The center’s job is not to generate products independently but rather to partner with digital health entrepreneurs and inventors “to vet, optimize, socialize and eventually validate: their problem-solving designs in advance of deploying them in the real world of clinical care, Zane said.
“Programmers, engineers and entrepreneurs are not necessarily facile with health care,” he said. “Looking at a product through a provider or patient lens isn’t in the skill set of most engineers. The center’s job is to fundamentally change the way that engineers view their products and focus on the ways that people will use it. We want to prove it works or find out what needs to be done to make it work.”
To that end, the center calls on the skills of various subject matter experts as well as specialists in operations, implementation science, information technology, and informatics, Zane said. Thus far, it’s formed partnerships with a number of companies. Among them is AgileMD, which develops tools that assist providers making clinical decisions with evidence-based care pathways and order sets for a variety of conditions. The software is now embedded in many workflows in the Epic electronic health record at UCHealth, Zane said.

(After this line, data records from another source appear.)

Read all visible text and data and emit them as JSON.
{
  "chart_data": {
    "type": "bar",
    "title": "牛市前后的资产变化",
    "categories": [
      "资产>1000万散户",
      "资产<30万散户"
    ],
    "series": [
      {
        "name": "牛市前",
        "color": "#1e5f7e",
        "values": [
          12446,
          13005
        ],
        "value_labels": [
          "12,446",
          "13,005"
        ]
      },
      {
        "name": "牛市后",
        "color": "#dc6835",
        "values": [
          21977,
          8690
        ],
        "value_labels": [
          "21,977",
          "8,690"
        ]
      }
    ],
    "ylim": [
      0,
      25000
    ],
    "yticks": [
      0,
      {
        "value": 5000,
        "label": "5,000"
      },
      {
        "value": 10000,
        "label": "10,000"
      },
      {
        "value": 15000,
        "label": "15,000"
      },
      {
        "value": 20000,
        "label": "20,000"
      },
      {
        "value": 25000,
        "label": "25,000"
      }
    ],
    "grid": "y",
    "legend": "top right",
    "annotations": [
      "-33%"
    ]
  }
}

While Zane extolled the virtues of problem-solving collaboration between the health care industry and entrepreneurs, he emphasized that StartUp Health Colorado and the CARE Innovation Center are not looking to make UCHealth hospitals into labs for mad-scientist experiments for new products. The more apt comparison is a health care version of “Shark Tank,” with people being challenged to defend not only their ideas but also their principles.
The process includes meetings with CEOs, exploration of a company’s “narrative,” and its ethical stances, Zane said. Ultimately, he noted, the clinical service teams will decide what is important to implement and whether or not introducing a product will impede operations.

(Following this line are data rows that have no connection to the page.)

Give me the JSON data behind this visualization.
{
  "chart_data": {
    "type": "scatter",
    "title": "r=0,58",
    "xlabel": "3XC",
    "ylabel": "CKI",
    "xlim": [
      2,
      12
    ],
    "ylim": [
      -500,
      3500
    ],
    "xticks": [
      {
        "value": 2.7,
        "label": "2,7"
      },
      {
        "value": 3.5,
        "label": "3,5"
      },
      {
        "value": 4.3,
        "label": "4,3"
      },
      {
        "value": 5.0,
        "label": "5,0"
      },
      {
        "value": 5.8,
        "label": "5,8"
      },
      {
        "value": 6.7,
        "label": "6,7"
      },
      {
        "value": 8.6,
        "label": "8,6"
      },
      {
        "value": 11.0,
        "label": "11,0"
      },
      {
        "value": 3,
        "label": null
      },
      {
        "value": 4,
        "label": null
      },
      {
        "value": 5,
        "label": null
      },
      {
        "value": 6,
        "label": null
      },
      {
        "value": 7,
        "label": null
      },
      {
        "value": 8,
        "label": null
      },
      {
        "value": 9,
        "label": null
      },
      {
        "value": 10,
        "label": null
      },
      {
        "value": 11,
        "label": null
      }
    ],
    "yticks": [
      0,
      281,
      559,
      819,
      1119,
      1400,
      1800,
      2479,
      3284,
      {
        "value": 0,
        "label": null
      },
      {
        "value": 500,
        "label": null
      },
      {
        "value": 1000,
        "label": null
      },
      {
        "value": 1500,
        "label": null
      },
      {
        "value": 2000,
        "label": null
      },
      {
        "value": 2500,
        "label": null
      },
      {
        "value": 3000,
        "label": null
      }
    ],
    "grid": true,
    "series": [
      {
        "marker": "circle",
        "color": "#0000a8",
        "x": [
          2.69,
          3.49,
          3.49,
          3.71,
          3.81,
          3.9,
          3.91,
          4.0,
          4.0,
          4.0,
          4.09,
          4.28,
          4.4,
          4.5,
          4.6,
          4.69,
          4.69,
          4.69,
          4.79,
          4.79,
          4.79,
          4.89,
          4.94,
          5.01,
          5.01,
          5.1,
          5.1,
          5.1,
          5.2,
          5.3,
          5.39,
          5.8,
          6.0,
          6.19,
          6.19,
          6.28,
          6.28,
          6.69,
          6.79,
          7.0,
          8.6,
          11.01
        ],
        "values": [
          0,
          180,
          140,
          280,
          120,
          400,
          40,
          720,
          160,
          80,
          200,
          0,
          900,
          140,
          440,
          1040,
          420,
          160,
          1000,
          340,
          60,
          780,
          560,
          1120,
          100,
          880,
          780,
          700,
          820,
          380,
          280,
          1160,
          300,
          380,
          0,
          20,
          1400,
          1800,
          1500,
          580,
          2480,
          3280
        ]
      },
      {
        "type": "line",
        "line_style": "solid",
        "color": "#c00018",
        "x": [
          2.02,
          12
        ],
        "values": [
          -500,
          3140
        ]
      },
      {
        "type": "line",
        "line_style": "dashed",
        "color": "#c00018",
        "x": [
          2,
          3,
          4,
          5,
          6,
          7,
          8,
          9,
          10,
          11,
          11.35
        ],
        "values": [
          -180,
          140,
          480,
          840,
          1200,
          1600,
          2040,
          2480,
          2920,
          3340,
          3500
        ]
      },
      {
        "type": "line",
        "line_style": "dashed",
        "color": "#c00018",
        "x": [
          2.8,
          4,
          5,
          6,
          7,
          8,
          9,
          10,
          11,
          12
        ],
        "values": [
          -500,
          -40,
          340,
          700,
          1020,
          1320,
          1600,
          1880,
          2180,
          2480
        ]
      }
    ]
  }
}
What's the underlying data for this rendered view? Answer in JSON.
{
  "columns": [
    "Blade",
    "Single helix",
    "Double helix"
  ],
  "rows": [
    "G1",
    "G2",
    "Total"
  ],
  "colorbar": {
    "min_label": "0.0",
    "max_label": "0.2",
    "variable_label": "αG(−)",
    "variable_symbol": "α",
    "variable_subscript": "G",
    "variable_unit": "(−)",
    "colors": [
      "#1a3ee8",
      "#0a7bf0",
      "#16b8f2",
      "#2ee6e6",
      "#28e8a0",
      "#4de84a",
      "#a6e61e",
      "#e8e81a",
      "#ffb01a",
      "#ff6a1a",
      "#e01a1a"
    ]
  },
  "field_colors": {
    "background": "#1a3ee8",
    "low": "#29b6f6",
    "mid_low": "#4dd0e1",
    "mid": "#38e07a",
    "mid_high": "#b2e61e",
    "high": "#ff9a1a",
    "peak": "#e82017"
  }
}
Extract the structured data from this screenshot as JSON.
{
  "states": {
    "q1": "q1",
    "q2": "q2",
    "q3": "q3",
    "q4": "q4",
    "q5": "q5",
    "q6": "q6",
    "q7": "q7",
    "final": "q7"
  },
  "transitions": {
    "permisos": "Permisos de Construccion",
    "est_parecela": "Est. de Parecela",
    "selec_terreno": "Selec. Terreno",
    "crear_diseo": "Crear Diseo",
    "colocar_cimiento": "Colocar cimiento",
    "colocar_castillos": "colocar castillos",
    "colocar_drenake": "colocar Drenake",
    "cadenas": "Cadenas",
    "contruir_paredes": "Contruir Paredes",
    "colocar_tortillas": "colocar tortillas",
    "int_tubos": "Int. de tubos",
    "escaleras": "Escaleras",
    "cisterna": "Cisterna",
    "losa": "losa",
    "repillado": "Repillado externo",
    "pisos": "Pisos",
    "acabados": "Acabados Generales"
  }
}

But while the rules of engagement for driving change are important, so too is the necessity for it, Zane said. The current health care system, edging toward consuming one-fifth of the U.S. economy while simultaneously becoming harder for many people to access, is “unsustainable,” he said. He believes the Anschutz Medical Campus and UCHealth have a rare opportunity to turn that tide.
“We have an unequivocal desire to be disruptive to the health care system and to embrace change and create our own path,” Zane said. “To do that, we must partner with industry to advance science. We need people and partners who are fearless and think differently.”